Na denúncia, o procurador da República Alexandre Jabur, que atuou nas investigações do caso, considerou depoimento de Alexandre Viriato Pacheco à CGU (Controladoria-Geral da União). Segundo a instituição, o empresário declarou que recebia apenas 30% do dinheiro registrado nas notas fiscais, e a maior parte (70%) voltava para Mouhamad.
No segundo caso, o MPF relata que a empresa Moema Comunicação, que também era controlada por Alexandre Viriato Pacheco, foi contratada por R$ 256 mil para promover a festa de aniversário de um ano do CRDQ, no dia 7 de abril de 2015. O evento, conforme a denúncia, além de não ter finalidade pública, tinha valor superfaturado.

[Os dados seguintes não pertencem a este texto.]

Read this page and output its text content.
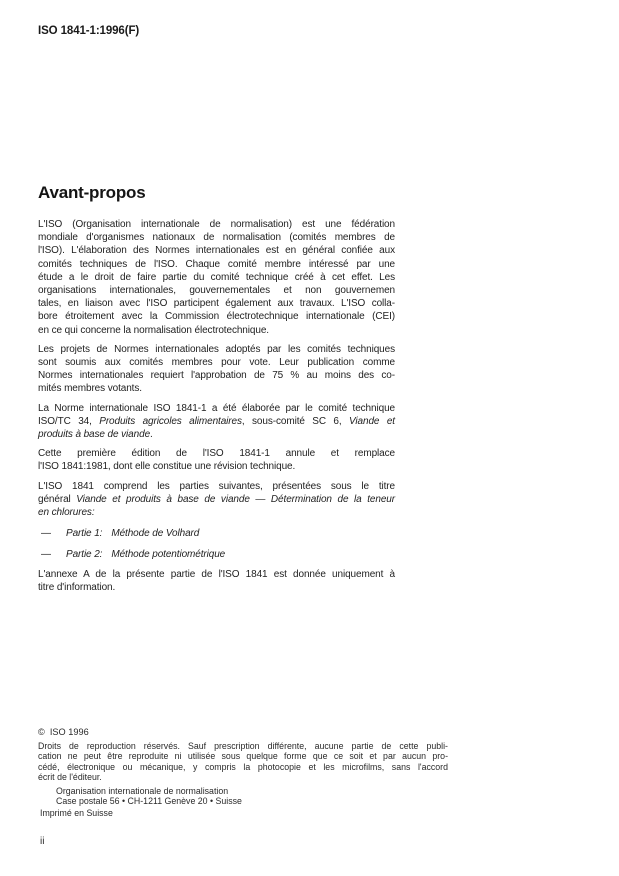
ISO 1841-1:1996(F)
Avant-propos
L'ISO (Organisation internationale de normalisation) est une fédération
mondiale d'organismes nationaux de normalisation (comités membres de
l'ISO). L'élaboration des Normes internationales est en général confiée aux
comités techniques de l'ISO. Chaque comité membre intéressé par une
étude a le droit de faire partie du comité technique créé à cet effet. Les
organisations internationales, gouvernementales et non gouvernemen
tales, en liaison avec l'ISO participent également aux travaux. L'ISO colla-
bore étroitement avec la Commission électrotechnique internationale (CEI)
en ce qui concerne la normalisation électrotechnique.
Les projets de Normes internationales adoptés par les comités techniques
sont soumis aux comités membres pour vote. Leur publication comme
Normes internationales requiert l'approbation de 75 % au moins des co-
mités membres votants.
La Norme internationale ISO 1841-1 a été élaborée par le comité technique
ISO/TC 34, Produits agricoles alimentaires, sous-comité SC 6, Viande et
produits à base de viande.
Cette première édition de l'ISO 1841-1 annule et remplace
l'ISO 1841:1981, dont elle constitue une révision technique.
L'ISO 1841 comprend les parties suivantes, présentées sous le titre
général Viande et produits à base de viande — Détermination de la teneur
en chlorures:
—	Partie 1: Méthode de Volhard
—	Partie 2: Méthode potentiométrique
L'annexe A de la présente partie de l'ISO 1841 est donnée uniquement à
titre d'information.
©  ISO 1996
Droits de reproduction réservés. Sauf prescription différente, aucune partie de cette publi-
cation ne peut être reproduite ni utilisée sous quelque forme que ce soit et par aucun pro-
cédé, électronique ou mécanique, y compris la photocopie et les microfilms, sans l'accord
écrit de l'éditeur.
Organisation internationale de normalisation
Case postale 56 • CH-1211 Genève 20 • Suisse
Imprimé en Suisse
ii
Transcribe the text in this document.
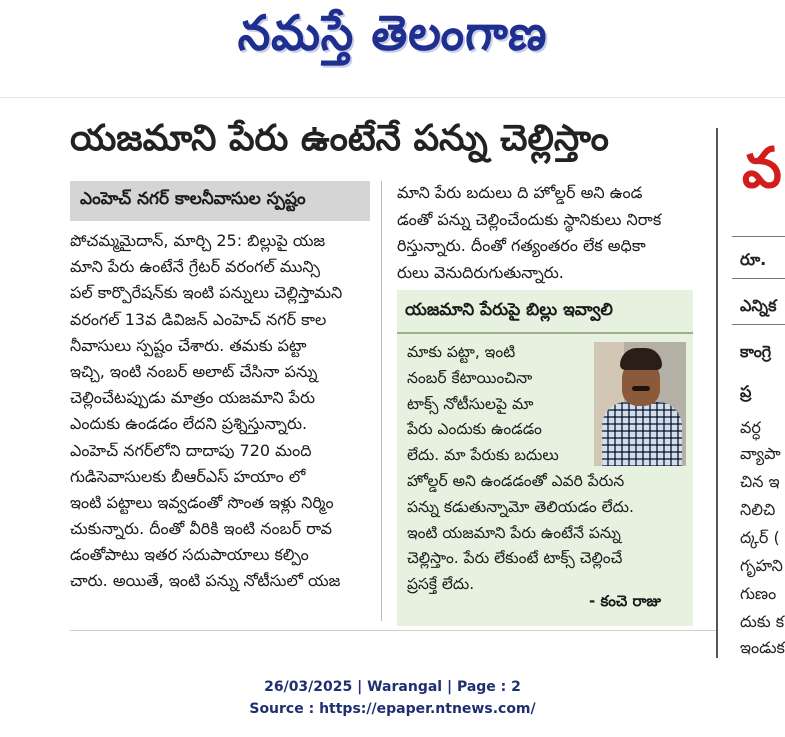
నమస్తే తెలంగాణ
యజమాని పేరు ఉంటేనే పన్ను చెల్లిస్తాం
ఎంహెచ్ నగర్ కాలనీవాసుల స్పష్టం
పోచమ్మమైదాన్, మార్చి 25: బిల్లుపై యజ
మాని పేరు ఉంటేనే గ్రేటర్ వరంగల్ మున్సి
పల్ కార్పొరేషన్‌కు ఇంటి పన్నులు చెల్లిస్తామని
వరంగల్ 13వ డివిజన్ ఎంహెచ్ నగర్ కాల
నీవాసులు స్పష్టం చేశారు. తమకు పట్టా
ఇచ్చి, ఇంటి నంబర్ అలాట్ చేసినా పన్ను
చెల్లించేటప్పుడు మాత్రం యజమాని పేరు
ఎందుకు ఉండడం లేదని ప్రశ్నిస్తున్నారు.
ఎంహెచ్ నగర్‌లోని దాదాపు 720 మంది
గుడిసెవాసులకు బీఆర్ఎస్ హయాం లో
ఇంటి పట్టాలు ఇవ్వడంతో సొంత ఇళ్లు నిర్మిం
చుకున్నారు. దీంతో వీరికి ఇంటి నంబర్ రావ
డంతోపాటు ఇతర సదుపాయాలు కల్పిం
చారు. అయితే, ఇంటి పన్ను నోటీసులో యజ
మాని పేరు బదులు ది హోల్డర్ అని ఉండ
డంతో పన్ను చెల్లించేందుకు స్థానికులు నిరాక
రిస్తున్నారు. దీంతో గత్యంతరం లేక అధికా
రులు వెనుదిరుగుతున్నారు.
యజమాని పేరుపై బిల్లు ఇవ్వాలి
మాకు పట్టా, ఇంటి
నంబర్ కేటాయించినా
టాక్స్ నోటీసులపై మా
పేరు ఎందుకు ఉండడం
లేదు. మా పేరుకు బదులు
హోల్డర్ అని ఉండడంతో ఎవరి పేరున
పన్ను కడుతున్నామో తెలియడం లేదు.
ఇంటి యజమాని పేరు ఉంటేనే పన్ను
చెల్లిస్తాం. పేరు లేకుంటే టాక్స్ చెల్లించే
ప్రసక్తే లేదు.
- కంచె రాజు
వ
రూ.
ఎన్నిక
కాంగ్రె
ప్ర
వర్ధ
వ్యాపా
చిన ఇ
నిలిచి
ద్కర్ (
గృహని
గుణం
దుకు క
ఇండుక
26/03/2025 | Warangal | Page : 2
Source : https://epaper.ntnews.com/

“Apenas em razão da ausência de finalidade pública, já está caracterizado o crime de peculato-desvio e o dano ao erário no montante original de R$ 256.850,40. A despeito disso, não se pode olvidar a existência de superfaturamento na nota fiscal, seguindo o rito explicado por Alexandre V. Pacheco [divisão de 70% para Mouhamad e 30% para a empresa]”, diz trecho da denúncia.